Abstract:This paper presents Pixel-Perfect Depth, a monocular depth estimation model based on pixel-space diffusion generation that produces high-quality, flying-pixel-free point clouds from estimated depth maps. Current generative depth estimation models fine-tune Stable Diffusion and achieve impressive performance. However, they require a VAE to compress depth maps into latent space, which inevitably introduces \textit{flying pixels} at edges and details. Our model addresses this challenge by directly performing diffusion generation in the pixel space, avoiding VAE-induced artifacts.

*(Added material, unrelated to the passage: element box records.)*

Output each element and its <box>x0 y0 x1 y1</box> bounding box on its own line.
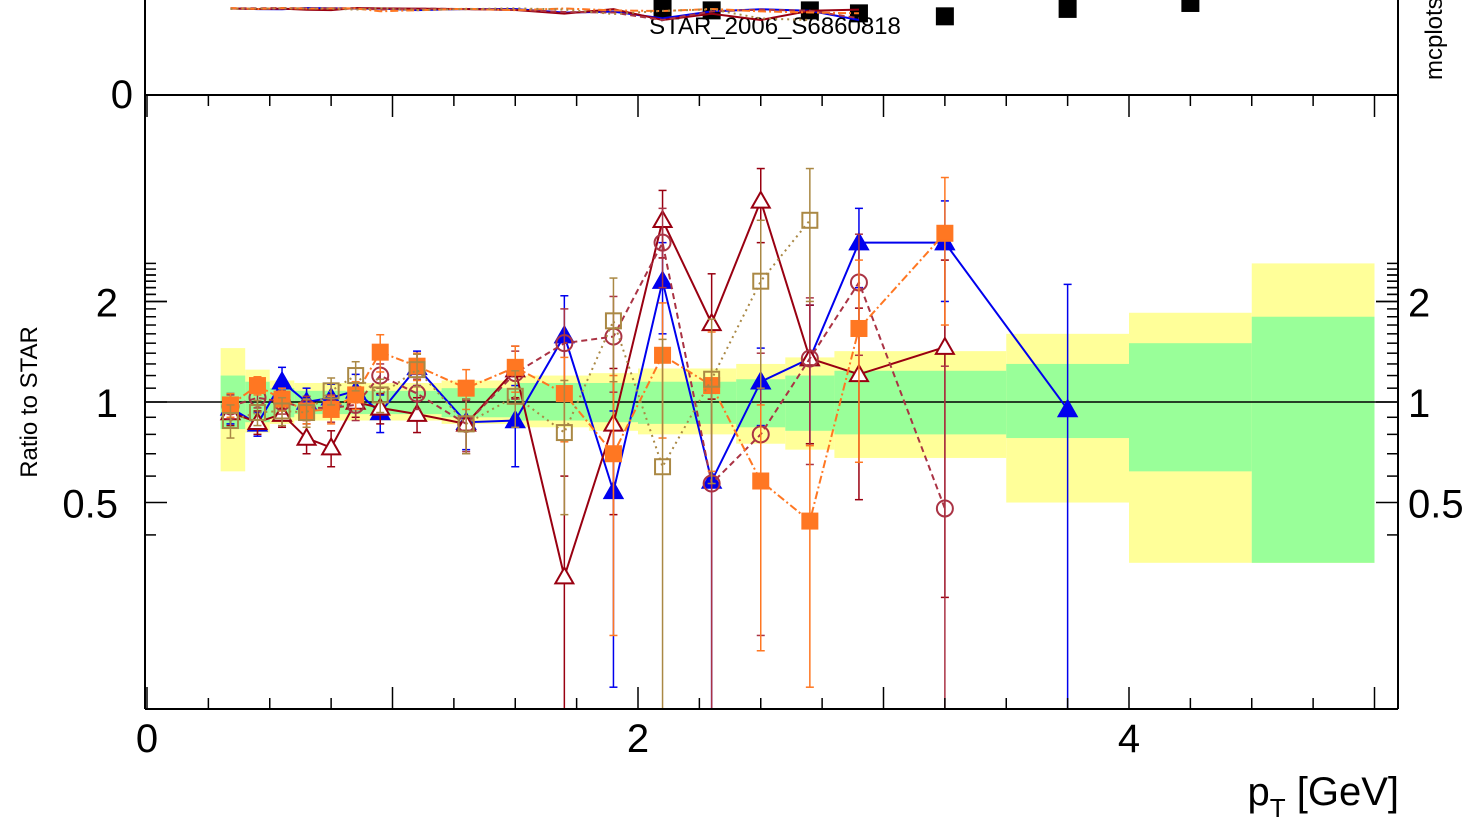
y-tick-label-left: 0.5 <box>62 483 118 527</box>
y-tick-label-right: 0.5 <box>1408 483 1464 527</box>
data-point <box>406 403 428 422</box>
data-point <box>553 565 576 585</box>
data-point <box>248 377 266 395</box>
data-point <box>850 319 868 337</box>
data-point <box>555 334 574 353</box>
data-point <box>273 402 291 420</box>
data-point <box>801 211 819 229</box>
star-data-marker <box>1181 0 1200 12</box>
data-point <box>604 312 622 330</box>
data-point <box>408 361 426 379</box>
y-tick-label-right: 1 <box>1408 382 1430 426</box>
x-tick-label: 0 <box>136 717 158 761</box>
data-point <box>934 336 956 355</box>
band-inner-13 <box>1251 316 1375 563</box>
y-tick-label-left: 2 <box>96 281 118 325</box>
data-point <box>295 427 318 446</box>
data-point <box>801 512 819 530</box>
x-axis-label: pT [GeV] <box>1247 770 1399 823</box>
data-point <box>936 224 954 242</box>
star-data-marker <box>1058 0 1077 18</box>
series-line-1 <box>230 197 946 581</box>
x-tick-label: 2 <box>627 717 649 761</box>
y-tick-label-left: 1 <box>96 382 118 426</box>
band-inner-12 <box>1129 343 1252 472</box>
data-point <box>752 472 770 490</box>
top-panel: STAR_2006_S6860818 0 mcplots <box>111 0 1448 117</box>
data-point <box>320 436 342 456</box>
data-point <box>248 404 266 422</box>
data-point <box>457 415 475 433</box>
data-point <box>371 386 389 404</box>
data-point <box>371 343 389 361</box>
star-data-marker <box>653 0 672 18</box>
axes: 0 2 4 0.5 0.5 1 1 2 2 <box>62 0 1464 761</box>
data-point <box>221 412 239 430</box>
data-point <box>347 367 365 385</box>
data-point <box>604 445 622 463</box>
data-point <box>298 404 316 422</box>
mcplots-label: mcplots <box>1421 0 1448 80</box>
series-1 <box>219 167 956 709</box>
data-point <box>506 387 524 405</box>
data-point <box>752 272 770 290</box>
data-point <box>703 370 721 388</box>
data-point <box>750 189 772 209</box>
x-tick-label: 4 <box>1118 717 1140 761</box>
top-y-tick-label-0: 0 <box>111 73 133 117</box>
top-panel-markers <box>230 0 1200 26</box>
data-point <box>800 349 819 368</box>
data-point <box>653 233 672 252</box>
data-point <box>555 424 573 442</box>
data-point <box>457 379 475 397</box>
y-tick-label-right: 2 <box>1408 281 1430 325</box>
data-point <box>935 499 954 518</box>
series-4 <box>221 167 819 709</box>
uncertainty-bands <box>220 263 1375 563</box>
series-2 <box>221 207 954 709</box>
data-point <box>654 458 672 476</box>
data-point <box>322 382 340 400</box>
data-point <box>1056 398 1079 418</box>
mc-series <box>219 167 1079 709</box>
top-series-line-4 <box>230 7 810 21</box>
y-axis-label: Ratio to STAR <box>16 326 43 478</box>
star-data-marker <box>935 7 954 26</box>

To overcome the high complexity associated with pixel-space generation, we introduce two novel designs: 1) Semantics-Prompted Diffusion Transformers (SP-DiT), which incorporate semantic representations from vision foundation models into DiT to prompt the diffusion process, thereby preserving global semantic consistency while enhancing fine-grained visual details; and 2) Cascade DiT Design that progressively increases the number of tokens to further enhance efficiency and accuracy. Our model achieves the best performance among all published generative models across five benchmarks, and significantly outperforms all other models in edge-aware point cloud evaluation.